In a book about the experience, Red Kool-Aid, Blue Kool-Aid, Zwelling tries to analyze the chronic legislative blockage in the bowels of Congress and develop a treatment plan. One reason Congress works so slowly is that the founding fathers meant for it to work slowly, to keep bad bills from ever getting through, Zwelling writes.
But Zwelling says another reason health policy efforts work so slowly is that health policy advocates often have a weak understanding of how Congress really works.
The Robert Wood Johnson Foundation fellows program director taught the incoming fellows that there are four critical P’s in Washington: Policy, Process, Politics and Personality.
Personality is the most important, according to Zwelling.
“Nothing is more critical to getting something done in Washington,” he writes. Elsewhere, he gives a chapter the title, “If you’re right, but you’re rude, you’re wrong.”
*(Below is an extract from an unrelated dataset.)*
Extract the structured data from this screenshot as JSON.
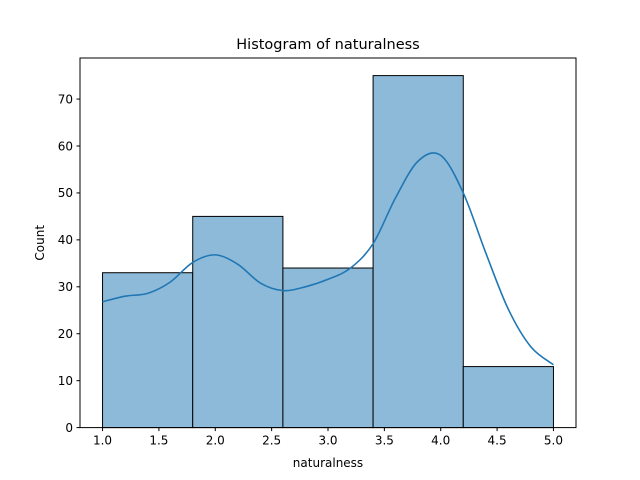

The insurance industry often organizes “fly-ins,” to get members involved in a little citizen lobbying in Washington.
Zwelling talks about what it’s like to be the target of the fly-in. In too many cases, he says, when professional organizations send members to Capitol Hill, “These professional groups target the policy issues and are largely unaware of the process, politics or personalities involved.”
Zwelling recalls the time the head of a major university visited the HELP Committee to “explain” the issues to the committee staff. ”When he was gone,” Zwelling writes, “one of the young staffers who met with the chancellor and me turned and asked, ‘Why do the academics come to the office to tell us what we already know?’”
Meanwhile, Zwelling says, the staffers often had only a vague understanding what life was really like for the visitors from outside Washington.
For a look at some of Zwelling’s ideas for suturing the gap, read on.
1. Decrease the size of congressional staffs.
More than 10 thousand people work on Capitol Hill, either for Congress itself or for the agencies or vendors that support it.
Zwelling says the sheer number of aides on lawmakers’ staffs adds to the legislative paralysis.
In Congress,”535 people get elected,” he writes. “What are the rest of the thousands of staff doing up there?”
2. Get real subject matter experts a higher level of importance among the staffers who are still employed in the Capitol.
Zwelling says that, even though members of Congress and their committees employed thousands of aides, the percentage with relevant professional experience often seemed low.